It's amazing how much of your life can be packed into your Prius...
I've been home for about two weeks. I don't have a job and I'm living with my mom while (slowly) fixing up the house next door where Mase and I will get to live rent free until further notice. I'm pretty short on cash. Actually, short on cash doesn't begin to describe it, but it's the first phrase that comes to mind.
Today, I went to the office of domestic relations and got the paperwork I need to file for child support. I have an appointment on Monday, and no, George, it's not because I hate you and it's definitely not because I want to ruin your life. It's because I love Mason so much that the thought of not being able to provide everything he needs makes me sick to my stomach. It's because I don't want to feel like I'm failing him anymore. It's because I finally admitted to myself that maybe I can't do it all on my own... at least not right now. I just want to go to sleep tonight knowing I'm doing the best I can. Making the best decisions I know how to make. Not letting Mason miss out on anything because I'm either too stubborn to accept help or I feel too guilty to do what I need to do to get it.

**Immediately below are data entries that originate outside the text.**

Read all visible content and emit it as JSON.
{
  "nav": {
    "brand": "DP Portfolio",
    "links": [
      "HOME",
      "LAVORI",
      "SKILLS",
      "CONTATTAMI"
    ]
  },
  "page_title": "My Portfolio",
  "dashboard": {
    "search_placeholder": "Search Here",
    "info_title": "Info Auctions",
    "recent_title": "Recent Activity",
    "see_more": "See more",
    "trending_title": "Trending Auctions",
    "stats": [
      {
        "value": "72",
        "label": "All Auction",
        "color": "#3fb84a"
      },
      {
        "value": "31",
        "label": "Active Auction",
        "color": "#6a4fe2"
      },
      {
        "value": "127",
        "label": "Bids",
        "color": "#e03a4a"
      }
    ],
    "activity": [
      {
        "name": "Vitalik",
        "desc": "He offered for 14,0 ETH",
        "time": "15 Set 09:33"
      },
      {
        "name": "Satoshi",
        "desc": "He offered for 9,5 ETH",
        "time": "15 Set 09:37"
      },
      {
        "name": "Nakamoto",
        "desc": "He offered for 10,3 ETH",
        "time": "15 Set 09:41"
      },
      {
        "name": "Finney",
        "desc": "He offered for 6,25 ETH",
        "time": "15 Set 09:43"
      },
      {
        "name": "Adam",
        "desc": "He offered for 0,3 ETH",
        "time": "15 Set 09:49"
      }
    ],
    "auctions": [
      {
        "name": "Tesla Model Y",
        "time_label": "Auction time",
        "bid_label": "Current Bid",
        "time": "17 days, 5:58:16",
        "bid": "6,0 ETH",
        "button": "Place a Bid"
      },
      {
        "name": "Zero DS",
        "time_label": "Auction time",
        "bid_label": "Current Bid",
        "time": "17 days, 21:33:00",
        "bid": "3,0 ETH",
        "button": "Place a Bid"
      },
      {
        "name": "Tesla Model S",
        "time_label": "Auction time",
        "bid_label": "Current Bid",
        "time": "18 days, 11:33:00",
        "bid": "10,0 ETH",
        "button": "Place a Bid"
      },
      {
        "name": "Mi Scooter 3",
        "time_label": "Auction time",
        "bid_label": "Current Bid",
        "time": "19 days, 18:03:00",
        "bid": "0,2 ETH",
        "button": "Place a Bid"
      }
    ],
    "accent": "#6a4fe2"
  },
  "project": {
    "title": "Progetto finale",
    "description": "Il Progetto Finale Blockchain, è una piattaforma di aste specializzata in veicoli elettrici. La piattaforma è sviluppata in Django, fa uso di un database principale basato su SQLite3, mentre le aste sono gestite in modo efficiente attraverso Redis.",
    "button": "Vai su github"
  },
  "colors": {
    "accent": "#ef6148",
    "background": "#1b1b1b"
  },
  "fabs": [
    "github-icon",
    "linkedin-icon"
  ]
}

I don't know. All the stuff, all that crap crammed into my stupid car that I can't afford, none of it matters. The child support doesn't matter either, aside from wanting to give absolutely everything to the person who does matter in this whole mess. I have half of everything I own shoved into a $100/month storage unit, the other half not-very-comfortably occupying a 10x10 bedroom in my mom's way-too-small house, and the other half running around smilling and giggling and learning and growing and I completely understand how contradictory I must sound. A dichotomy of 'it's just stuff' vs. 'I need money'. But I can't take my big heart to the store and try to buy diapers with it. My love isn't going to send Mason to Montessori preschool.
I'm doing the best I can. I promise.